Mapping seagrasses in near real-time and back in time with satellite imagery will provide an unprecedented source of information for conserving and managing coastal habitats. Until now, most seagrass mapping efforts are manual and effort intensive, and analysts download data and process them using expensive software and hardware or perform complicated field work. We propose to enhance and automate seagrass mapping workflows by connecting crowd-sourced and available field data with Landsat and Sentinel-2 satellite imagery in Google Earth Engine (GEE). GEE is a powerful and free cloud-computing system that affords lightning fast analysis of Petabytes of Earth Observation data. This solution will provide automated and repeatable mapping methods to assess seagrass extent over time, entirely in the cloud. These workflows will be applied in key places with available field data (from local partners and drones) and then scaled up to continental extent. Methods will be published in peer-reviewed articles and shared via a public repository so that anyone can access and apply them to their regions. The workflow will provide new automated methods, specifically adapted to the marine environment for: -image composition to create cloud-free images from the best available pixels; -glint removal to maximize visibility of benthic habitats; -depth-invariant processing to remove the effects of the water column; -machine learning-based seagrass classification and continuous cover products.

We Assume that...

We assume that Google Earth Engine, and satellite imagery from USGS and the Copernicus program remain free of charge to the remote sensing community.

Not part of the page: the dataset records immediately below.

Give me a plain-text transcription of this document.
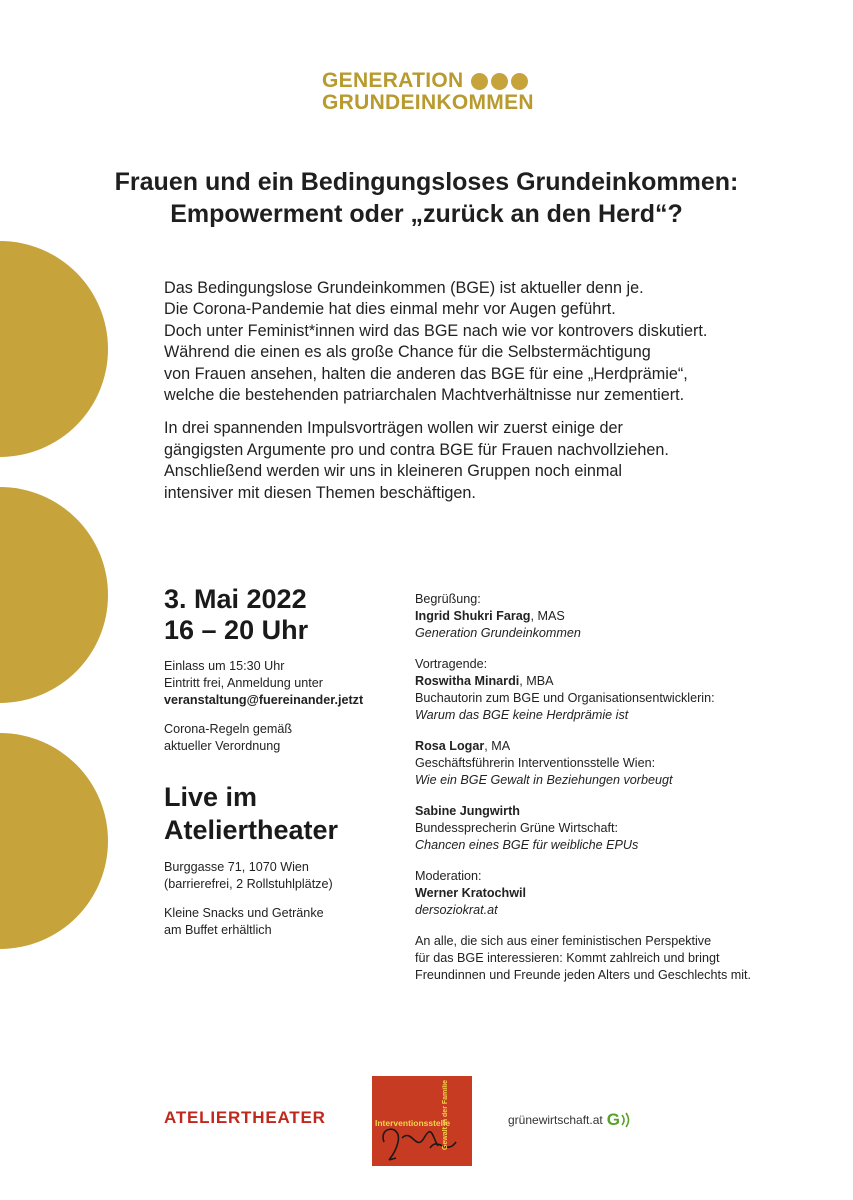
GENERATION
GRUNDEINKOMMEN
Frauen und ein Bedingungsloses Grundeinkommen:
Empowerment oder „zurück an den Herd“?

Das Bedingungslose Grundeinkommen (BGE) ist aktueller denn je.
Die Corona-Pandemie hat dies einmal mehr vor Augen geführt.
Doch unter Feminist*innen wird das BGE nach wie vor kontrovers diskutiert.
Während die einen es als große Chance für die Selbstermächtigung
von Frauen ansehen, halten die anderen das BGE für eine „Herdprämie“,
welche die bestehenden patriarchalen Machtverhältnisse nur zementiert.

In drei spannenden Impulsvorträgen wollen wir zuerst einige der
gängigsten Argumente pro und contra BGE für Frauen nachvollziehen.
Anschließend werden wir uns in kleineren Gruppen noch einmal
intensiver mit diesen Themen beschäftigen.

3. Mai 2022
16 – 20 Uhr
Einlass um 15:30 Uhr
Eintritt frei, Anmeldung unter
veranstaltung@fuereinander.jetzt
Corona-Regeln gemäß
aktueller Verordnung
Live im
Ateliertheater
Burggasse 71, 1070 Wien
(barrierefrei, 2 Rollstuhlplätze)
Kleine Snacks und Getränke
am Buffet erhältlich
Begrüßung:
Ingrid Shukri Farag, MAS
Generation Grundeinkommen
Vortragende:
Roswitha Minardi, MBA
Buchautorin zum BGE und Organisationsentwicklerin:
Warum das BGE keine Herdprämie ist
Rosa Logar, MA
Geschäftsführerin Interventionsstelle Wien:
Wie ein BGE Gewalt in Beziehungen vorbeugt
Sabine Jungwirth
Bundessprecherin Grüne Wirtschaft:
Chancen eines BGE für weibliche EPUs
Moderation:
Werner Kratochwil
dersoziokrat.at
An alle, die sich aus einer feministischen Perspektive
für das BGE interessieren: Kommt zahlreich und bringt
Freundinnen und Freunde jeden Alters und Geschlechts mit.
ATELIERTHEATER	Interventionsstelle
Gewalt in der Familie	grünewirtschaft.at G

We assume that our existing field data (from local WWF offices, partners, crowd sourcing and drones) are enough to seed the mapping process.

We assume that there will be clear-water imagery at least once a year for adequate mapping and coverage of African coastal ecosystems of interest.

Constraints to Overcome

All the components required to develop accurate and real-time seagrass mapping exist: available imagery, cloud services, technology and software. Yet no one is addressing this major gap by automating processes and workflows as much as possible, and transferring proven methods to new geographies. Also, many think it's simply not possible to map seagrass at large scales from space but we aim to prove otherwise. Our workflow has been proven to work in the Mediterranean (published in June 2018) and Mozambique, two rather different and unique marine environments - however from a satellite perspective they have commonalities, which we will use to scale the effort up to the African continent. The biggest barriers to expanding these efforts are automating and streamlining the process as much as possible to account for the extreme variability of the marine environment.

Current Work

We aim to develop a proven and repeatable workflow for seagrass mapping using free satellite imagery (Landsat and Sentinel-2) and the Google Earth Engine Platform. We will produce multi-temporal seagrass maps for at least 3 time periods for all of Mozambique, using field and drone data, which has never been done before. We will then expand up the coast to Tanzania, and then eventually Africa-wide - mapping seagrasses in at least 5 coastal nations.

Current Needs

In the longer term we are looking for support to scale up the workflow to address tropical seagrasses at the global scale. We could potentially look at temperate grasses and even kelp. We have skilled researchers who are able to work on this, but we require additional resources for staffing and collection of field data where needed to calibrate and validate these new methods. While WWF provides online GIS server use at no cost, we are also looking for additional support for webGIS development to promote our methods, outputs and integrate analysis tools into an online platform.